One thing that stuck, though, as I wrote notes and planned my underage drinking excursions for the weekend, was the spiel about changes. You know, some substances undergo changes that aren't able to be undone, and some just change into other things that you can switch easily back from. If I recall correctly (and I will, because I'll google that shit just to be sure), it's the physical changes that can sometimes be reversed and don't really change the makeup of the original substance. Paper is still paper if you chop it up, and wood is still wood once you hack down the tree. A broken fingernail will grow back, hair will regrow...and what they ARE never varies, no matter how different they might look on the surface.
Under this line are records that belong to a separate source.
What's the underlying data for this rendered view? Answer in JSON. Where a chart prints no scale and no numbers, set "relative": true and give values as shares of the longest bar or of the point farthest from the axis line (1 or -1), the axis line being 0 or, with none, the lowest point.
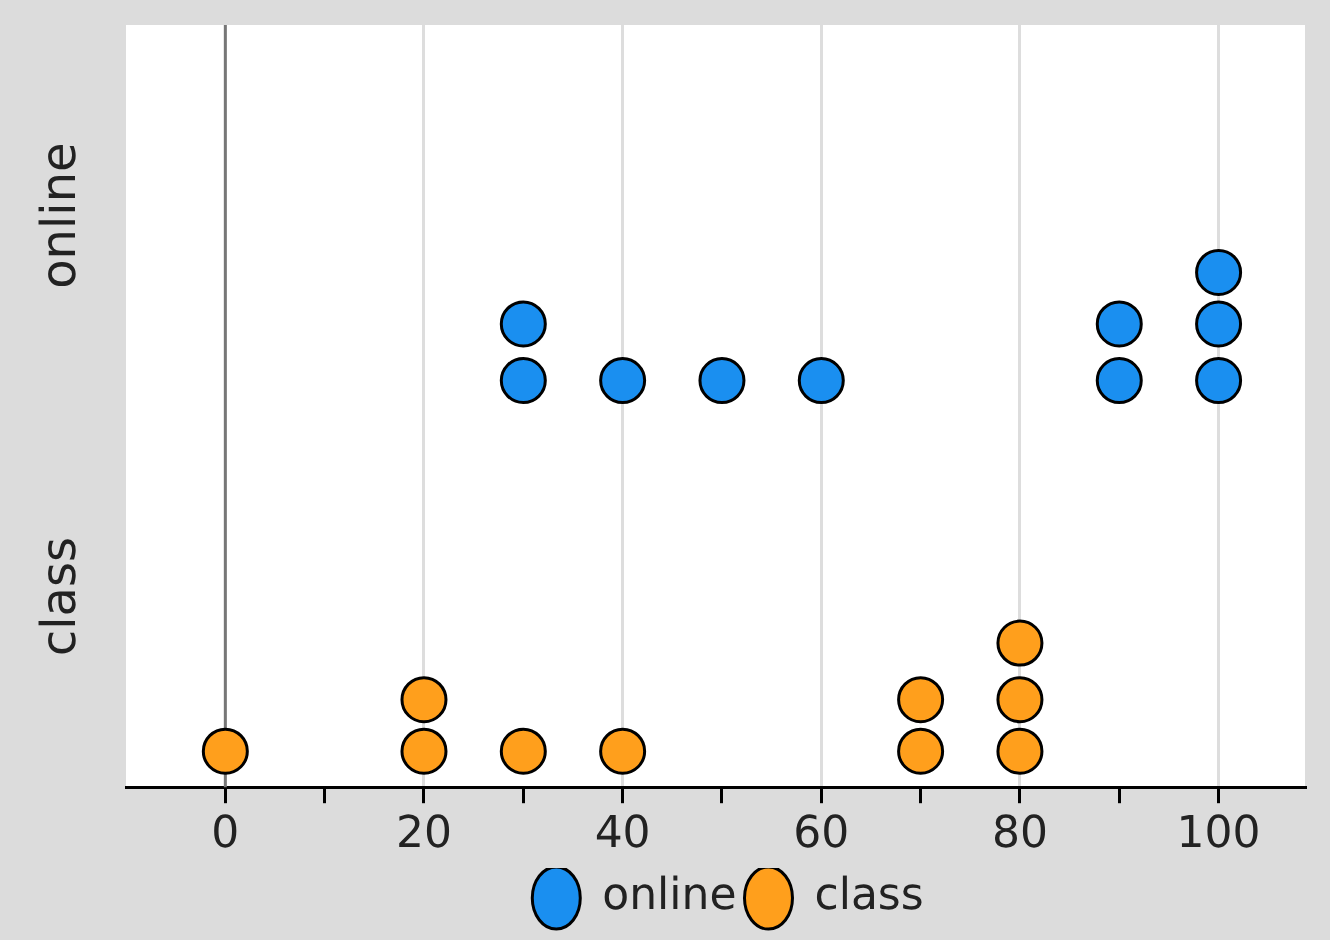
{
  "chart_data": {
    "type": "scatter",
    "relative": true,
    "y_categories": [
      "online",
      "class"
    ],
    "series": [
      {
        "name": "online",
        "color": "#1a8ff0",
        "x": [
          30,
          30,
          40,
          50,
          60,
          90,
          90,
          100,
          100,
          100
        ],
        "values": [
          0.79,
          0.9,
          0.79,
          0.79,
          0.79,
          0.79,
          0.9,
          0.79,
          0.9,
          1
        ]
      },
      {
        "name": "class",
        "color": "#ff9f1c",
        "x": [
          0,
          20,
          20,
          30,
          40,
          70,
          70,
          80,
          80,
          80
        ],
        "values": [
          0.07,
          0.07,
          0.17,
          0.07,
          0.07,
          0.07,
          0.17,
          0.07,
          0.17,
          0.28
        ]
      }
    ],
    "xlim": [
      -10,
      108.7
    ],
    "xticks": [
      0,
      {
        "value": 10,
        "label": null
      },
      20,
      {
        "value": 30,
        "label": null
      },
      40,
      {
        "value": 50,
        "label": null
      },
      60,
      {
        "value": 70,
        "label": null
      },
      80,
      {
        "value": 90,
        "label": null
      },
      100
    ],
    "ref_lines": [
      {
        "axis": "x",
        "value": 0,
        "color": "#777777"
      }
    ],
    "grid": "x",
    "legend": "bottom",
    "marker": "circle"
  }
}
The chemical changes, though--there's the rub. You can't just undo that beautiful mess that gets created. Just ask Peter Parker. Some changes, just like a radioactive spider bite, alter the core at the center of the substance, and that is not something that's easily undone. Photosynthesis, digestion, burning...they all result in some new thing, some important thing, but some different thing that isn't going back to the way it was, no matter what you do to it.
Peter Parker sometimes tries to go back to the ordinary guy he was. He tries to shed his costume and pretend that things are hunky dory and he's normal. But he's not, and he never will be again. He can't change back to what he was. Most of us don't have a spider to blame (not even that little guy that crawled into my shirt to his death last night), nor are the changes quite so drastic as slinging webs and climbing walls (at least not literally) but it doesn't change the fact that we change.
In the interest of winding this up before I turn into a pumpkin, change is inevitable. As Jay Asher wrote in the excellent young adult novel Thirteen Reasons Why, "You can't stop the future, you can't rewind the past. The only way to learn the secret...is to press play." And true change never changes back, it just is. So press PLAY.
1 comment:
That was worth a read....and I can probably share some info on Actively Learn as we are studying those concepts as we speak. I heard once someone say- " Life is Deep." I have pondered that comment for a long time and have reached a conclusion of my own regarding life. Life is deep- or as deep as you choose it to be. You can walk out knee deep. You can walk out neck high. And yes, you can even plunge so deep its over your head. The real revelation just may be in whether you sink or swim- not how deep it really is!
So, remember Life is deep- but you choose the actual depth you wish to experience.